Children need hope, they need REWA
Children need hope, they need REWA

Indische Sonderschulpädagogin Kavita Samuel berichtet über ihre Zeit in Leh im November 2017

 

Ich heisse Kavita Samuel und lebe in NeuDelhi, Indien. Ich war die ersten zwei Wochen im November 2017 als Freiwillige bei REWA in Leh. Bevor ich Sonderschulpädagogin wurde, habe ich in Ladakh als Englischlehrering gearbeitet. Nach Beendigung meiner Ausbildung arbeitete ich in vier Jahre in Manali und im letzten Sommer wollte ich nach Ladakh zurück, um dort mit Kindern mit Behinderungen zu arbeiten.

Der Freiwilligendienst bei REWA war eine sehr spannende Erfahrung für mich. Das Zentrum ist sehr schön und gut durchgeplant. Sie haben dort eine bessere Ausrüstung als ich sie sonstwo finde. Das Personal war sehr freundlich und warm mir gegenüber. Meine Aufgabe war es, eine neue Abteilung zu gründen für die Ausbildung der Kinder, praktisch eine Sonderschulklasse. Sonderschulerziehung ist von vielen Mythen umgeben und mein Ziel war es die richtigen Fragen zu Fragen bevor wir anfingen.

Die Zeit mit den Kindern war lohnend. Ich war zum ersten Mal mit Kindern konfrontiert mit fast 90%igen Behinderungen. Noch nie hatte ich mit Kindern gearbeitet, die eine solch schwere Form der CP haben. Für mich und für das Team war es interessant zu beobachten, wie und ob Kinder mit schwerer CP „verstehen“.

Zusammen mit Manager Dorjay haben wir Ziele erarbeitet für eine Unterrichtseinheit und die entsprechenden Sequenzen, die notwendig waren für die entsprechenden Kinder. Wir trafen uns mit den Eltern dieser Kinder und haben Strategien diskutiert für Verwaltungsmaßnahmen, die sie zu Hause durchführen können.

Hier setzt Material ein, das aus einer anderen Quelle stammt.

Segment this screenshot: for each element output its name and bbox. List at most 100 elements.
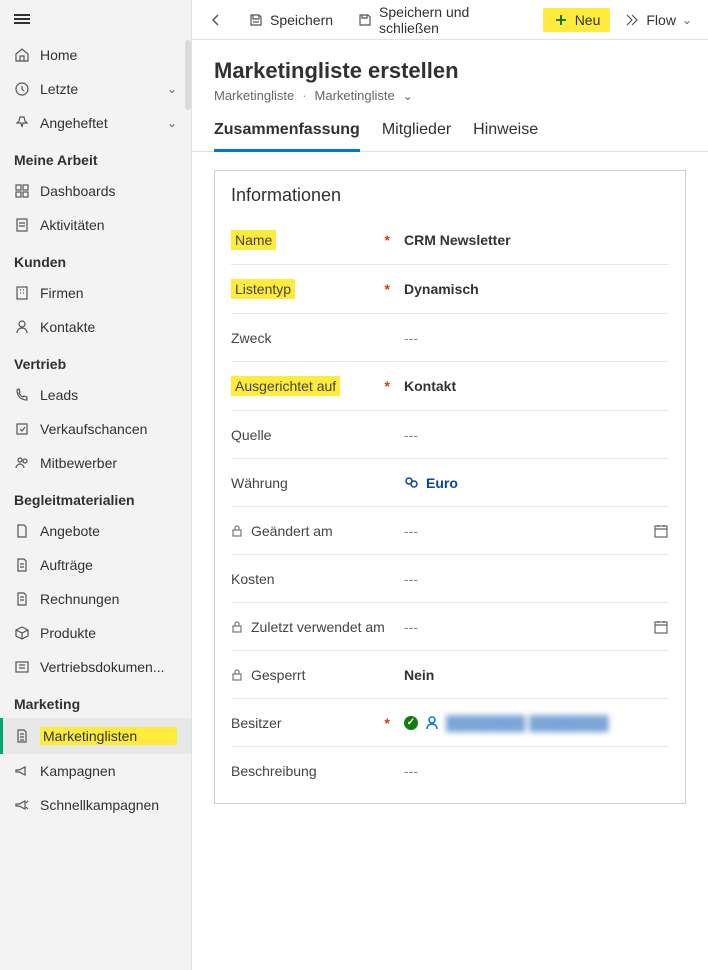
- sidebar-item-quotes[interactable]: Angebote: [0, 514, 191, 548]
- tabs: Zusammenfassung Mitglieder Hinweise: [192, 103, 708, 152]
- field-label: Geändert am: [251, 523, 333, 539]
- field-value[interactable]: Kontakt: [396, 378, 669, 394]
- chevron-down-icon: ⌄: [682, 13, 692, 27]
- sidebar-item-marketinglists[interactable]: Marketinglisten: [0, 718, 191, 754]
- save-button[interactable]: Speichern: [238, 6, 343, 34]
- back-button[interactable]: [198, 6, 234, 34]
- sidebar-item-label: Angeheftet: [40, 115, 167, 131]
- field-owner[interactable]: Besitzer * ✓ ████████ ████████: [231, 699, 669, 747]
- check-icon: ✓: [404, 716, 418, 730]
- field-label: Gesperrt: [251, 667, 305, 683]
- field-cost[interactable]: Kosten ---: [231, 555, 669, 603]
- sidebar-item-leads[interactable]: Leads: [0, 378, 191, 412]
- card-title: Informationen: [231, 185, 669, 206]
- plus-icon: [553, 12, 569, 28]
- sidebar-item-orders[interactable]: Aufträge: [0, 548, 191, 582]
- sidebar-item-label: Kampagnen: [40, 763, 177, 779]
- breadcrumb-item[interactable]: Marketingliste: [315, 88, 395, 103]
- calendar-icon[interactable]: [653, 619, 669, 635]
- field-listtype[interactable]: Listentyp * Dynamisch: [231, 265, 669, 314]
- sidebar-section-collateral: Begleitmaterialien: [0, 480, 191, 514]
- sidebar-item-accounts[interactable]: Firmen: [0, 276, 191, 310]
- sidebar-section-customers: Kunden: [0, 242, 191, 276]
- field-label: Name: [231, 230, 276, 250]
- list-icon: [14, 728, 30, 744]
- sidebar-item-label: Firmen: [40, 285, 177, 301]
- sidebar-scrollbar[interactable]: [185, 40, 191, 110]
- field-value: Nein: [396, 667, 669, 683]
- chevron-down-icon: ⌄: [167, 116, 177, 130]
- tab-members[interactable]: Mitglieder: [382, 121, 451, 151]
- sidebar-item-label: Letzte: [40, 81, 167, 97]
- field-label: Zuletzt verwendet am: [251, 619, 385, 635]
- tab-notes[interactable]: Hinweise: [473, 121, 538, 151]
- chevron-down-icon[interactable]: ⌄: [403, 89, 413, 103]
- field-value[interactable]: Euro: [396, 475, 669, 491]
- cmd-label: Speichern: [270, 12, 333, 28]
- breadcrumb-separator: ·: [302, 88, 306, 103]
- sidebar-item-quickcampaigns[interactable]: Schnellkampagnen: [0, 788, 191, 822]
- sidebar-item-home[interactable]: Home: [0, 38, 191, 72]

Die Eltern musste verstehen lernen, dass „sich daneben benehmen“ nicht immer ein Resultat der Behinderung ist, sondern tatsächlich auch Erziehungssache ist. Die Eltern lernten wie sie liebevoll aber konsequent ihre Kinder ermutigen und erziehen können. Es war eine sehr gute Zeit und die Eltern waren sehr empfänglich.

Ich nahm mir auch die Zeit mit den Eltern darüber zu reden, dass es ihre Aufgabe ist, die Kinder zu lehren, zu ermutigen und aufzubauen, nicht dass sie entscheiden, was die Kinder tun oder nicht tun können. Mein Ziel war es solche Mythen aufzulösen, dass Kinder mit solch schweren Behinderungen nichts verstehen oder lernen können. Wir redeten darüber wie wir auf die Kinder eingehen können und uns nicht vom scheinbar Offensichtlichen begrenzen lassen müssen.

 

Wir stellten einen vorübergehenden Zeitplan auf, in welchen Physiotherapie, Sonderpädagogik und Spielzeit für die Kinder eingeplant wurde.  In der ersten Woche hat das gut funktioniert, abzüglich der normalen Hoch und Tiefs.

 

Zusammen mit Mrs. Padma, eine Mutter, die freiwillige mithilft, arbeiteten wir daran, Kinder mit Behinderungen zu unterrichten.

 

Wir überlegten wo wir starten sollten: Ist es notwendig mit dem ABC zu beginnen? Was wollen wir erreichen? Es war interessant zu sehen was geschah, wenn ich sie und das Team dahin zu lenken, abseits der Norm zu arbeiten. Ich half mit neuen Gruppenspielen und ermutigte die Kinder dazu, am Ende des Therpapietages zusammen zu spielen. Wir spielten Spiele mit ihnen, die ihnen helfen ihre Gefühle zu identifizieren, zu konzentrieren, zu rennen, Bewegungen, Handlungen und Geräusche zu imitieren.

 

Meine Zeit bei REWA war gerade genug, um das Eis bei den Kindern und dem Team zu brechen. Es war eine großartige Zeit und ich habe viel gelernt. Ich stieg in eine neue Dimension der Sonderschulpädagogik ein und kann nun zu Hause viele Dinge durchdenken und überlegen.